Le lundi matin, 47 collaborateurs d'un bureau d'ingénierie vaudois n'arrivent plus à se connecter au Wi-Fi d'entreprise : le certificat client utilisé pour l'authentification EAP-TLS a expiré le dimanche à minuit. Aucune alerte n'avait été configurée. Le DSI passe quatre heures à ré-émettre manuellement les certificats via la console de l'autorité de certification interne, pendant que les équipes basculent sur des hotspots mobiles personnels — hors de tout périmètre de sécurité. Ce scénario se répète chaque trimestre dans des PME romandes qui gèrent leurs certificats à la main.

Pourquoi les certificats endpoints méritent une architecture dédiée

Les certificats X.509 sur les endpoints remplissent trois fonctions distinctes : authentification réseau (Wi-Fi 802.1X, VPN IPsec/TLS), chiffrement de flux (HTTPS interne, S/MIME) et signature de code ou de configuration (profils MDM, packages). Chaque fonction a ses propres durées de vie recommandées et ses propres acteurs dans la chaîne de délivrance.

Durées de vie et seuils d'alerte

Les certificats d'authentification client émis pour les endpoints ont typiquement une durée de validité de 1 an (365 jours) dans les PKI internes, parfois 2 ans pour les certificats machine. Les certificats TLS publics émis via ACME (Let's Encrypt ou ZeroSSL) ont une durée de 90 jours depuis 2024, avec des discussions actives pour descendre à 47 jours d'ici 2025 selon le CA/Browser Forum. Le seuil d'alerte opérationnel raisonnable est de 30 jours avant expiration pour les certificats internes, 15 jours pour les certificats ACME à renouvellement automatique — pour détecter un échec de renouvellement avant l'expiration effective.

PKI interne vs autorité publique : quand choisir quoi

Pour les PME de 20 à 150 endpoints, deux modèles coexistent :

  • PKI interne (ADCS / Microsoft CA, EJBCA, OpenXPKI) : indispensable pour les certificats d'authentification client (EAP-TLS, VPN) et les certificats machine joints à Active Directory. Les certificats sont émis par une CA racine interne dont le certificat est poussé via GPO ou profil MDM sur tous les endpoints.
  • CA publique via ACME : adapté aux services exposés (reverse proxies, portails intranets accessibles depuis Internet), aux endpoints qui hébergent un service HTTPS, et aux cas où la gestion d'une PKI interne dépasse la capacité opérationnelle de l'équipe IT.

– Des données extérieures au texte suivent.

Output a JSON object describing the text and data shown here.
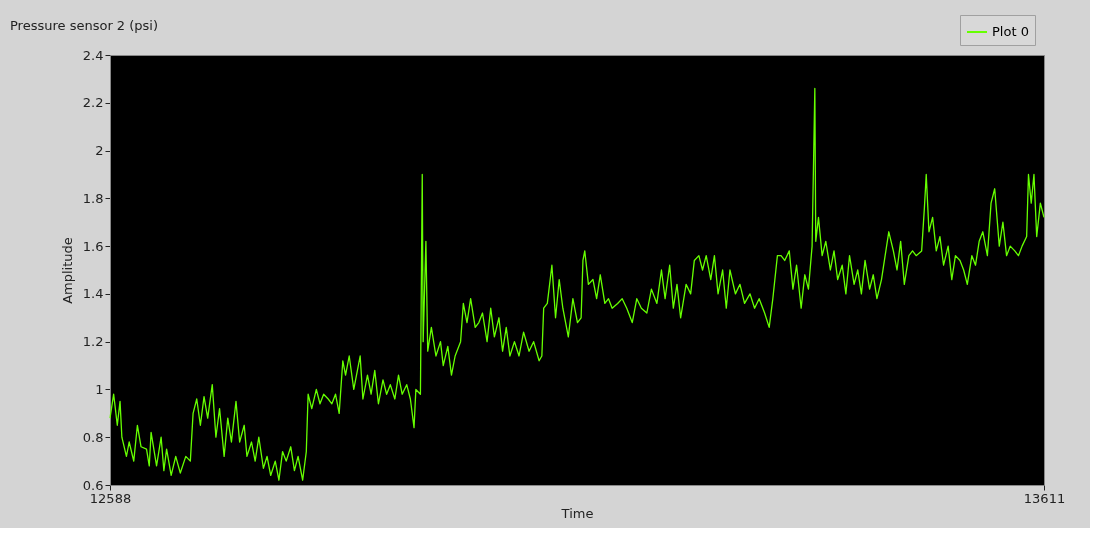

Les deux modèles ne s'excluent pas : une PME peut très bien maintenir une CA interne pour l'authentification 802.1X et automatiser le renouvellement des certificats TLS de ses serveurs internes via NIST CSF-compatible ACME.

SCEP : délivrance automatisée pour les flottes MDM

SCEP (Simple Certificate Enrollment Protocol), défini dans le RFC 8894, est le protocole historique d'enrôlement de certificats pour les équipements réseau et les endpoints mobiles. Il est nativement supporté par Apple (iOS, macOS, iPadOS via ABM/ASM), Android Enterprise et Windows via Intune/NDES.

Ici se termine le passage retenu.